19 Ezechia, re di Giuda, e tutto Giuda lo misero a morte? Ezechia non temette forse il SIGNORE, e non supplicò il SIGNORE al punto che il SIGNORE si pentì del male che aveva pronunciato contro di loro? Ma noi stiamo per compiere un male gravissimo a nostro danno».
20 Vi fu anche un altro uomo che profetizzò nel nome del SIGNORE: Uria, figlio di Semaia di Chiriat-Iearim, il quale profetizzò contro questa città e contro questo paese, in tutto e per tutto come Geremia. 21 Il re Ioiachim, tutti i suoi uomini prodi e tutti i suoi capi udirono le sue parole; il re cercò di farlo morire; ma Uria lo seppe, ebbe paura, fuggì e andò in Egitto. 22 Il re Ioiachim mandò degli uomini in Egitto, cioè Elnatan, figlio di Acbor, e altra gente con lui. 23 Questi trassero Uria fuori d’Egitto, e lo condussero al re Ioiachim, il quale lo colpì con la spada, e gettò il suo cadavere fra le sepolture dei figli del popolo.
24 Ma la mano di Aicam, figlio di Safan, fu con Geremia, e impedì che fosse dato in mano del popolo per essere messo a morte.

Commento

Nella parola “profeta” c’è la radice verbale fêmí, “parlare”, a cui precede la preposizione pro- che può portare ad almeno tre significati: parlare “in luogo di”, “davanti a”, “prima di”. Il profeta è per eccellenza un messaggero, un portavoce, «annunciatore delle parole di Dio agli uomini», secondo un’espressione di sant’Agostino.
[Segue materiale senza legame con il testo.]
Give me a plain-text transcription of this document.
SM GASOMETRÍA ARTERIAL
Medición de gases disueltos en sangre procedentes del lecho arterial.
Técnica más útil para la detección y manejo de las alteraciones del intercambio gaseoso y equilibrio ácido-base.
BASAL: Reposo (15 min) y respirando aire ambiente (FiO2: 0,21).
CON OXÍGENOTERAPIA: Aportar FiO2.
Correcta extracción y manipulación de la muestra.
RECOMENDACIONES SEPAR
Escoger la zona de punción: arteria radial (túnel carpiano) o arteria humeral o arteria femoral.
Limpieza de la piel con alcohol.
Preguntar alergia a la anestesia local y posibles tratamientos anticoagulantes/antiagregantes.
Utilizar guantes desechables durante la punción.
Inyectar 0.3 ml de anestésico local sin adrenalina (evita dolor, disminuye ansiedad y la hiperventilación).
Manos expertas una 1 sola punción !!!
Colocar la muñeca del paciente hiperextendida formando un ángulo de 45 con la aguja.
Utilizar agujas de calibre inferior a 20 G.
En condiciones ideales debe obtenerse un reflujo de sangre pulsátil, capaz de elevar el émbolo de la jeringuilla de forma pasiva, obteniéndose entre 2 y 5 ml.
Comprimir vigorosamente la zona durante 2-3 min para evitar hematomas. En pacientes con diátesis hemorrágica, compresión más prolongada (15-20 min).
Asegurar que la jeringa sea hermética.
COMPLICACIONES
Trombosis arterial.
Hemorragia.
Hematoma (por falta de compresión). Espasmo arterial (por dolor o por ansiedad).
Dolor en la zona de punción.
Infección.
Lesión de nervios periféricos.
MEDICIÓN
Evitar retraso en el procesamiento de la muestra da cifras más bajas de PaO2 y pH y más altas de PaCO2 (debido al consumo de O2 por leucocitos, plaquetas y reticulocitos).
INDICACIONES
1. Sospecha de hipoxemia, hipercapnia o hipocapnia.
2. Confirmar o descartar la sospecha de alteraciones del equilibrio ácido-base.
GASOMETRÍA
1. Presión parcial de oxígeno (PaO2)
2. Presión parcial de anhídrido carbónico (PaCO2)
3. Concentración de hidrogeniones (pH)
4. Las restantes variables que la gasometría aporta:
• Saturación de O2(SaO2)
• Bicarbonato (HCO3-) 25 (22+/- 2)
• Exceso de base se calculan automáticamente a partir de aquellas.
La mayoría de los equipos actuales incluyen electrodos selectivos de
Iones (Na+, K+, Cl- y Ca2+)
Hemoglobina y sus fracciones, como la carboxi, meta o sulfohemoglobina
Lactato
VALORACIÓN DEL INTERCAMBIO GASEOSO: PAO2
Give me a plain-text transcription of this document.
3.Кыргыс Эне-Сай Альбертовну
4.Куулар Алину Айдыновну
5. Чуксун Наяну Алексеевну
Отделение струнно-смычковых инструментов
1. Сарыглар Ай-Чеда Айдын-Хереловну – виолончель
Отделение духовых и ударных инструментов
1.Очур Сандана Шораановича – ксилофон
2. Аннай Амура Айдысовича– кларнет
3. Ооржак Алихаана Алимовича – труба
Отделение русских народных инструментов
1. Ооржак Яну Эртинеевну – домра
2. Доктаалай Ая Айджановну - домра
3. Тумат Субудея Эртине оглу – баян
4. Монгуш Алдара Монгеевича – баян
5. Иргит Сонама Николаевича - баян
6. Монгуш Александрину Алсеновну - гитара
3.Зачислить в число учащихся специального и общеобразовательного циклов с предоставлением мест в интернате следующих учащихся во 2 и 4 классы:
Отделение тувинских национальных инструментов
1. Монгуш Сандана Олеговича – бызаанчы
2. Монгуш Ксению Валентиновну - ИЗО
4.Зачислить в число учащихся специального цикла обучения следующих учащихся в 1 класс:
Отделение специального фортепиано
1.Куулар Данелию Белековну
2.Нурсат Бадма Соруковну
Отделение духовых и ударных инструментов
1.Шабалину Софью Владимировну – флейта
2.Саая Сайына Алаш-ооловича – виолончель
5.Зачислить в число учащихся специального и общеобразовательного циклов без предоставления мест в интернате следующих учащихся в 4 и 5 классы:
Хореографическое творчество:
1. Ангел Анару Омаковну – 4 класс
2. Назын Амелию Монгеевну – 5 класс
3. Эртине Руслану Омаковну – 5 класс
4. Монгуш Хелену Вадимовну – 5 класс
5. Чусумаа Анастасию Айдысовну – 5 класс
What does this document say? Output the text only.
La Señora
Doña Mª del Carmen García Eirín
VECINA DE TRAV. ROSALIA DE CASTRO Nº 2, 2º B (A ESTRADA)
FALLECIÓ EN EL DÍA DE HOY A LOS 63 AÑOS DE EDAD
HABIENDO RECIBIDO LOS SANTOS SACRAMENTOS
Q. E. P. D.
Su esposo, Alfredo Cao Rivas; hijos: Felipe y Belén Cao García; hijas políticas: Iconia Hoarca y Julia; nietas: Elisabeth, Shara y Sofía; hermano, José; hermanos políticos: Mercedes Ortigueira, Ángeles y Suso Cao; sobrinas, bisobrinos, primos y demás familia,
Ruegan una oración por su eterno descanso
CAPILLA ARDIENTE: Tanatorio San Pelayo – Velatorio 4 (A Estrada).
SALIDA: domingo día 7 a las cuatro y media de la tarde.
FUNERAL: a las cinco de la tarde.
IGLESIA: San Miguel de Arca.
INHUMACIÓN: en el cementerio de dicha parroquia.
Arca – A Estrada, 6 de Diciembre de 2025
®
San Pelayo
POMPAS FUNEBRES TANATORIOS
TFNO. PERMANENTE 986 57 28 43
E’ colui che anticipa e che precede con la parola, uomo nel presente che si volge e anticipa il futuro, che legge i tempi, li interpreta, li annunzia.  Ormai Geremia è allo scontro finale con i capi e con tutto il popolo. Geremia  incontra opposizioni sempre più grandi alla propria voce profetica,  al  proprio parlare del “segno di tempi”, fino ad essere consegnato in mano di altri uomini, a vedere il proprio destino, la sua vita o la sua morte, drammaticamente e dolorosamente legata e dipendente dal volere ingiusto di altri. In questa lunga descrizione di tanti profeti che sono stati perseguitati vediamo come segnata la sorte di Geremia. In questa circostanza si salva. Sto pensando a  quante sono le persone che ancora oggi rischiano la vita per la giustizia e la pace.

Preghiamo

Preghiamo per Alessandro

2 pensieri su “mercoledì 26 febbraio

  1. sr Alida

    Per Alessandro e per tutte le persone che rischiano la vita anche oggi, per Papa Francesco preghiamo.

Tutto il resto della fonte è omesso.